90% des Juifs noirs (dit Juifs éthiopiens) en Israël fréquentent les synagogues séfarades. Or, le judaïsme éthiopien possède une très riche tradition et l’Éthiopie est considérée comme l’un des berceaux de l’humanité. Et comment ?

Pour rompre avec la vision réductrice du judaïsme africain et permettre aux Juifs africains d’avoir un petit contrôle sur leur passé, la FJN a commencé son gigantesque travail de pionnier en puisant aussi bien dans l’archéologie que dans les traditions orales

Tel un arbre qui se nourrit des vents extérieurs mais reste solidement enraciné dans sa terre.

Car il ne faut pas oublier que l’Afrique a été vidée de sa substance et que ce qu’on lui apporte jusque-là contient beaucoup de vide.

Se réapproprier la totalité de son histoire, considérer les traditions orales comme sources valables d’éléments historiques, élaborer une pensée endogène, toutes ces idées originales à l’époque de leur conception commencent aujourd’hui à s’intégrer dans la problématique et le paradigme des recherches et travaux actuels sur le judaïsme africain qu’elles ressemblent à des lieux communs tant elles semblent aller de soi.

Dans le futur, perdre la paternité de ces idées et les voir tomber dans le domaine public ne pourra être qu’être un objet de satisfaction, car dans l’ancienne Afrique, il n’y avait pas de copyright sur les créations intellectuelles.

Développer une pensée endogène est une question de survie pour les Juifs africains ; et c’est cette pensée qui permettra aux Juifs africains de répondre aux questions.
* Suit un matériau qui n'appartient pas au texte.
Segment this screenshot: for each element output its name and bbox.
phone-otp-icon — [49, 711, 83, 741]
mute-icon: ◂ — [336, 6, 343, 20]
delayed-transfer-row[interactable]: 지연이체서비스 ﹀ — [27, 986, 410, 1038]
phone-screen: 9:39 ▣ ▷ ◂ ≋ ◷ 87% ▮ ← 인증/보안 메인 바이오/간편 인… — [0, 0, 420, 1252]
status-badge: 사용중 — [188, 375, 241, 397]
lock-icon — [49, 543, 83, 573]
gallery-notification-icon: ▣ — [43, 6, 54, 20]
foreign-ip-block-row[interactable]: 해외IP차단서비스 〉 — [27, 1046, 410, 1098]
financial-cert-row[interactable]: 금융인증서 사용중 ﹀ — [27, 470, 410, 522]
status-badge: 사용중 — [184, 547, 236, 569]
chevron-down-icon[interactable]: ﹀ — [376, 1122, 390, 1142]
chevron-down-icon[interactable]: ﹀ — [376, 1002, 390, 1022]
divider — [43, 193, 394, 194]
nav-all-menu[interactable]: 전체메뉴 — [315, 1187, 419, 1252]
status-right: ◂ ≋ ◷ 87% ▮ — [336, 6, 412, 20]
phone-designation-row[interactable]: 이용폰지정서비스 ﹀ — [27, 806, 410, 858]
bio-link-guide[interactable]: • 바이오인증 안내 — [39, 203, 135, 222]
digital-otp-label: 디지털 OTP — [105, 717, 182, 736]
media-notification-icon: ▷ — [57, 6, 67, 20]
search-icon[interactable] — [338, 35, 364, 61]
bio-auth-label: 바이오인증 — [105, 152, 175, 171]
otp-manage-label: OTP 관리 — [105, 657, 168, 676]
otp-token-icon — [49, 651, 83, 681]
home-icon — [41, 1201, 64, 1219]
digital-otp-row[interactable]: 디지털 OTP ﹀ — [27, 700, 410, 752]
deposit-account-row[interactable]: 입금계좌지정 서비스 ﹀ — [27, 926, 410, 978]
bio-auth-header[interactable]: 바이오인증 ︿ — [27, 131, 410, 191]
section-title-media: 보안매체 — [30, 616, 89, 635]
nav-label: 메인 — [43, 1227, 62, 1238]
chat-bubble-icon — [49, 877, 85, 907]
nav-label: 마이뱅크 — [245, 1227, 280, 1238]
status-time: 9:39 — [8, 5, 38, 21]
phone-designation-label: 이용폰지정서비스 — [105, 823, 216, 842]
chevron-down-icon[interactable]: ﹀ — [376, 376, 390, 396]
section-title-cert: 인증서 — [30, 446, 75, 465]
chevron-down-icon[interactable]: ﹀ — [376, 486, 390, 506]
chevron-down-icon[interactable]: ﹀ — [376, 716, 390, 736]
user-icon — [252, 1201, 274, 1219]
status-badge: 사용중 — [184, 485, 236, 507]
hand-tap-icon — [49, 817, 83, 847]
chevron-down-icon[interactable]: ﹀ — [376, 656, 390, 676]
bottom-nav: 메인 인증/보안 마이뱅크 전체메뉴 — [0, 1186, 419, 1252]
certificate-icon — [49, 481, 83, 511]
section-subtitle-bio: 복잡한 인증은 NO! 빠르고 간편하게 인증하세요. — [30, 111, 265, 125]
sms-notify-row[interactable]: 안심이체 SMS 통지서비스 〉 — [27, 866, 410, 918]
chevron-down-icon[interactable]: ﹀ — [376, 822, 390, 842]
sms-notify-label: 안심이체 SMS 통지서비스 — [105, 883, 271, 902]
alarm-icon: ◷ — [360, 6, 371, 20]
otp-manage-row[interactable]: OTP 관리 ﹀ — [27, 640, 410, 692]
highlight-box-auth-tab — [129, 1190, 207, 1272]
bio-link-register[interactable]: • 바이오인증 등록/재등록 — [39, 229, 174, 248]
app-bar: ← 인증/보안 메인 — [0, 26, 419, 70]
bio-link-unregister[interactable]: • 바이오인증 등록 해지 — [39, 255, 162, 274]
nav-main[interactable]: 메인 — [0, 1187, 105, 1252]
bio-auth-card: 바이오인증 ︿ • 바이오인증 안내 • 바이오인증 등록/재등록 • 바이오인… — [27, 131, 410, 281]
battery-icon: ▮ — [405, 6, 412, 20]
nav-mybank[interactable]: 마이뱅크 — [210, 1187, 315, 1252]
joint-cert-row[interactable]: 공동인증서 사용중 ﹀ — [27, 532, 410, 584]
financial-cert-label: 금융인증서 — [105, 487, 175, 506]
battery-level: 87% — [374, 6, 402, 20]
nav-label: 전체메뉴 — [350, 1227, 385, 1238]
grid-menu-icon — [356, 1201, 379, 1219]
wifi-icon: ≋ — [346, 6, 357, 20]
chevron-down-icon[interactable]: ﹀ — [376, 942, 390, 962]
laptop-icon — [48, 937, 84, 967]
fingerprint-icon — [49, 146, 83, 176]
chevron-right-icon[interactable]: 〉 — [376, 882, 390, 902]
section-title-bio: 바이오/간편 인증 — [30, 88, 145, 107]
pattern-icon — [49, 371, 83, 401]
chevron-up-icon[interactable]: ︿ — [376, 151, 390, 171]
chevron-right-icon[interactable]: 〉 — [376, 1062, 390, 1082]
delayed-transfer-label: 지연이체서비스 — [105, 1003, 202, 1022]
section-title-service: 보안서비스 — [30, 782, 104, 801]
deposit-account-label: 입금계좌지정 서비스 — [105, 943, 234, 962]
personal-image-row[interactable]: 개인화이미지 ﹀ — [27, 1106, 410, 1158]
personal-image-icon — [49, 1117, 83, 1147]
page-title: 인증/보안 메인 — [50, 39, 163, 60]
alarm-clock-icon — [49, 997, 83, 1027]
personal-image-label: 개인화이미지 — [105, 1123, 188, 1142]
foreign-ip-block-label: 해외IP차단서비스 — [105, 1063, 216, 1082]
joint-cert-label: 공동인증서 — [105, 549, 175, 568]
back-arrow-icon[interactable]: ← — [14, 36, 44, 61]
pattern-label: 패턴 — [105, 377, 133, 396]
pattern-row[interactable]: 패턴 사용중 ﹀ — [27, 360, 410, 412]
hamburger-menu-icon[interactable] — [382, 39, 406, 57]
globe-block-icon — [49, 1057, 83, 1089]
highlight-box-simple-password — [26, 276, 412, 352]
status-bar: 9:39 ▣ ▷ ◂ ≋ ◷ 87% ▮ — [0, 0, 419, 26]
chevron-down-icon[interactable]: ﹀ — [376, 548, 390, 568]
Ce n’est qu’alors qu’une réflexion originale sur l’avenir du judaïsme africain pourrait se faire, hors des grilles de lecture dominantes.

Ce n’est que par une rigueur déchirante sur le plan historique que le judaïsme africain pourra se voir respecter.

Pourquoi une telle rigueur ?

Parce que trop longtemps les idéologies dominantes, européenne et arabe essentiellement, ont fait croire que l’itinéraire historique de l’Afrique ne commençait qu’avec son contact avec l’Occident et l’Orient (voir Hegel) et que l’essentiel de cette histoire se résumait à « l’épopée » coloniale du XIXe siècle et aux dernières décennies du XXe siècle, où le continent fut décolonisén et mal décolonisé.